The OFT, which had taken the Premier League and broadcasters including the BBC and BSkyB to court over the anti-competitive terms of their television contracts, had hoped to oblige all the parties to file their statements by mid-October at the latest. John Bridgeman, director-general of the OFT, had argued the public interest would be served by a swift resolution of the issues.
Lawyers for BSkyB and the BBC, as well as the Premier League of 20 top football teams, resisted the move, saying they should get the full three months provided by law before making their statements.
The review will now only get under way in late November, and is unlikely to be decided until next year.
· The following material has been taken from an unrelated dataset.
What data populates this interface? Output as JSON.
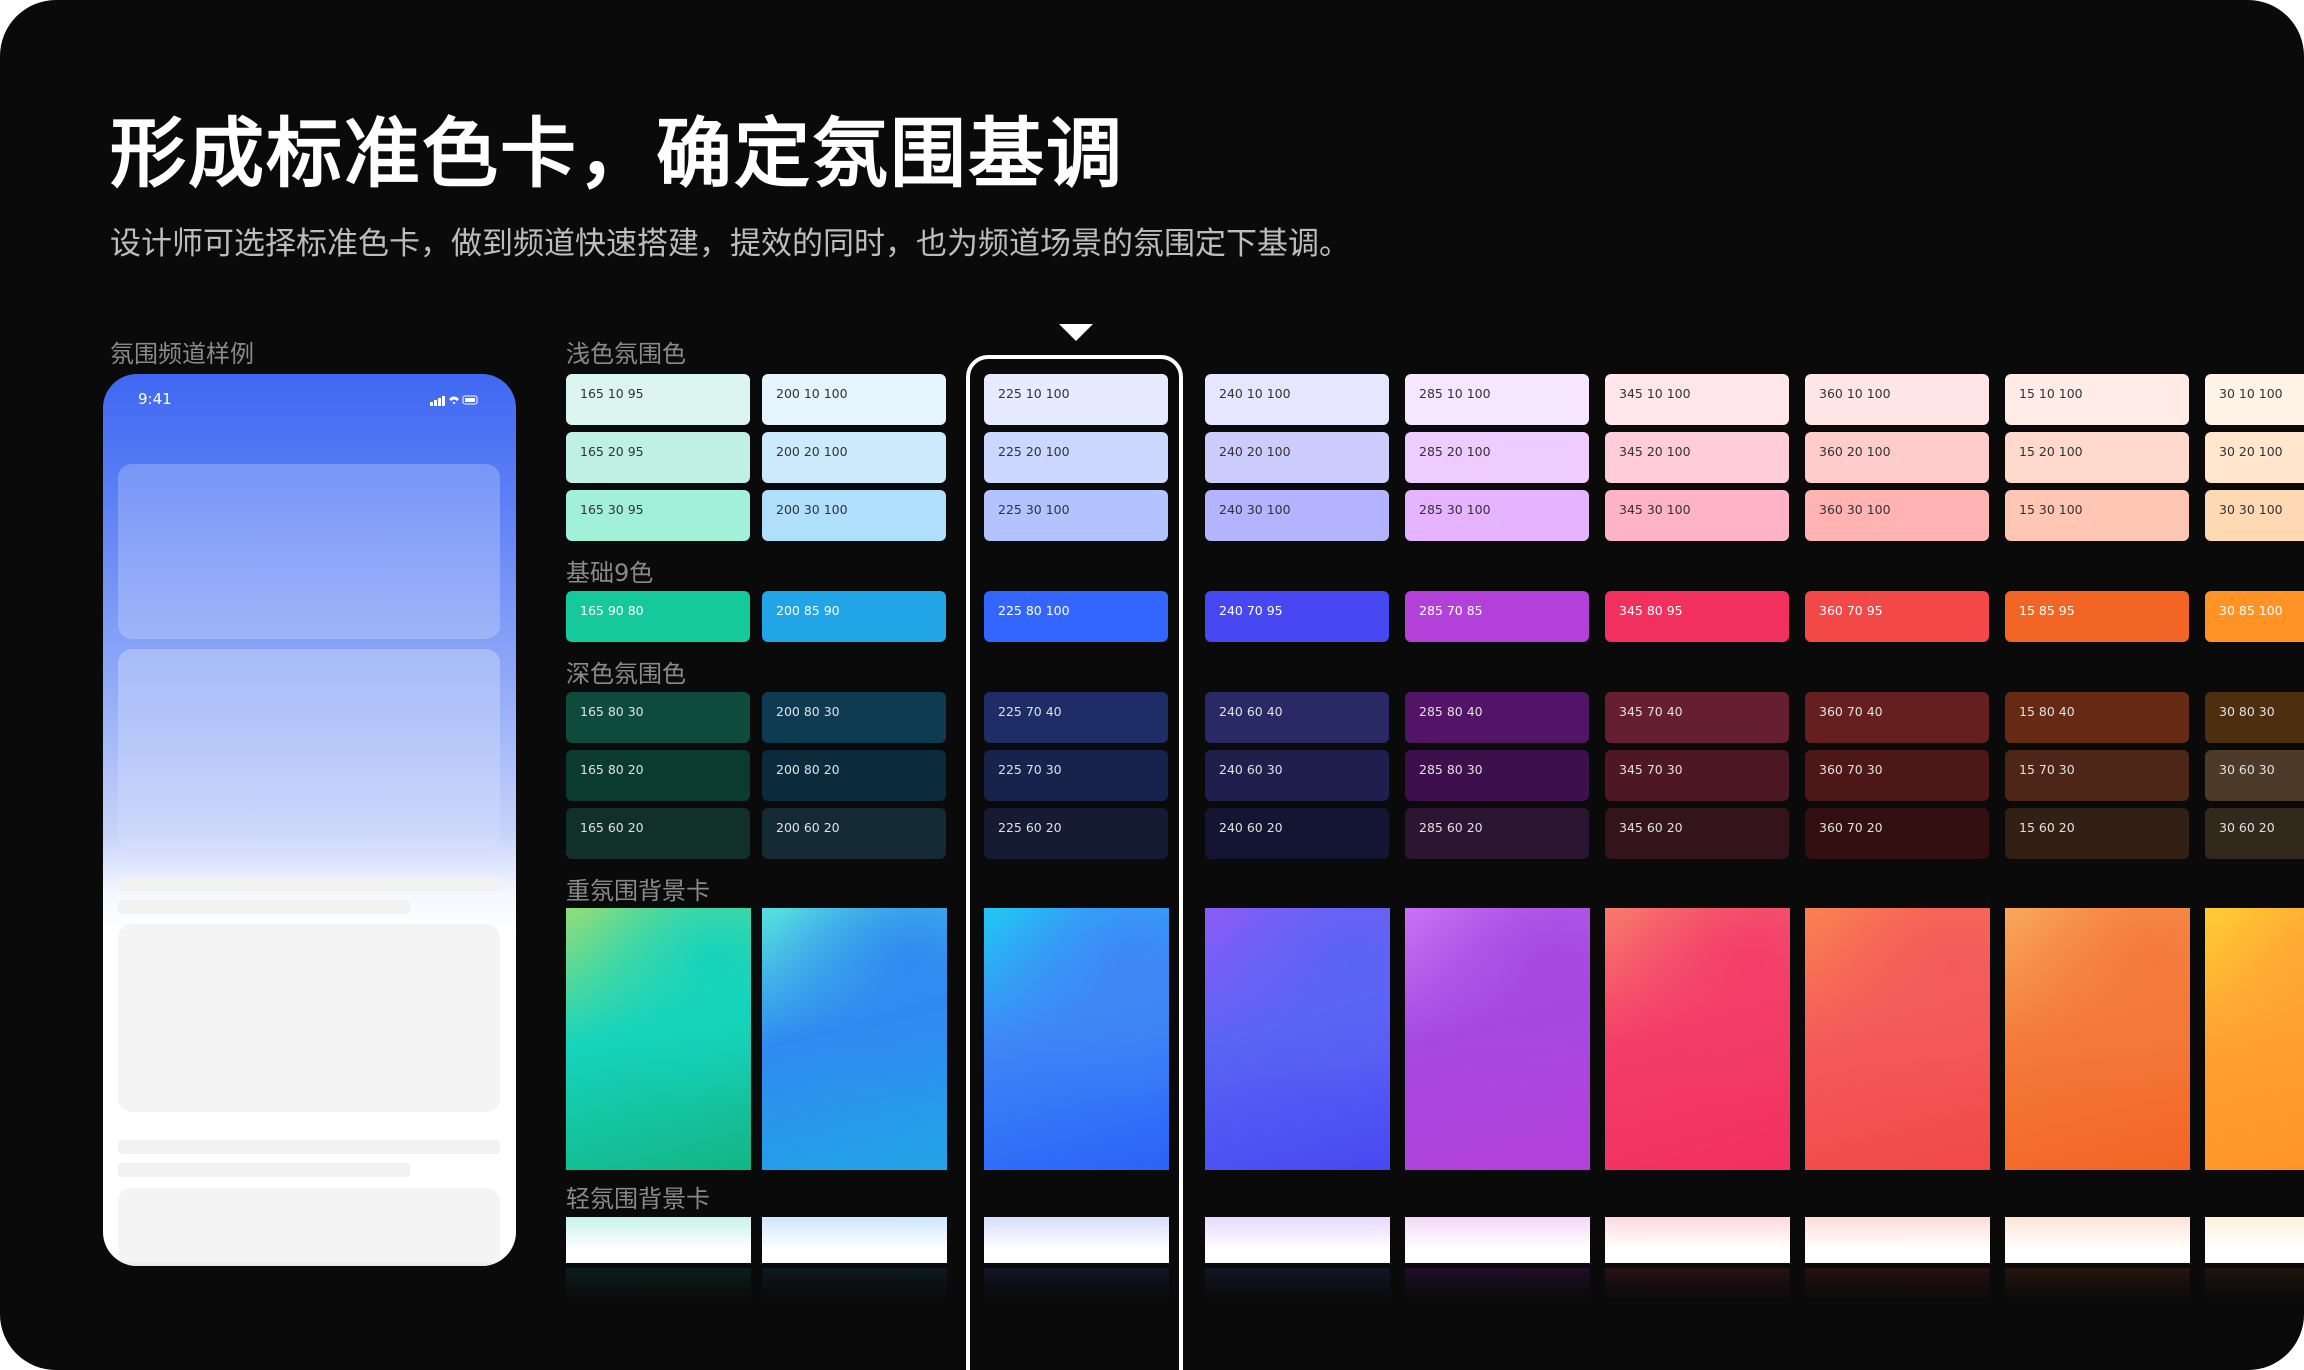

The delay could be useful to BSkyB and BBC, which hold the live and highlight rights to Premier League matches. The contract, signed in 1992, provides exclusive rights until 1997, after which a second contract, already negotiated, kicks in.
The original pounds 304m, five-year deal included a controversial right for BSkyB to meet the best offer from any competing broadcaster when the contract came up for renewal, although this clause has been dropped .
The OFT will ask the court to consider whether the Premier League is acting as a cartel in collectively negotiating broadcasting rights. The decision could have a huge effect not only on football but on other sports where rights are negotiated on a collective basis.
The Football Association is also a party to the court action, through its formal relationship to the Premiership. It is expected to argue that collective bargaining for rights is the only logical way to operate, and that any effort to insist that individual teams secure their own broadcast deals would lead to chaos.
It is believed that some top teams in the Premier League have pushed for the right to negotiate separately to maximise their broadcast revenues. Individual team rights could be worth considerably more once digital television and pay-per-view services are widely available, allowing viewers to choose which matches they want to see, and when.
Cable companies in particular have said they are interested in providing tailored services for top sport, using their ability to show programming region-by-region as the selling point.
The review of the Premier League deal was requested by the OFT late last year, at the same time as a wide-ranging review of BSkyB's dominant position in the pounds 1bn pay-television sector was launched.
That led to revised informal undertakings from BSkyB on the terms of its supply of programming to the cable industry. Most observers said the undertakings were less onerous than necessary.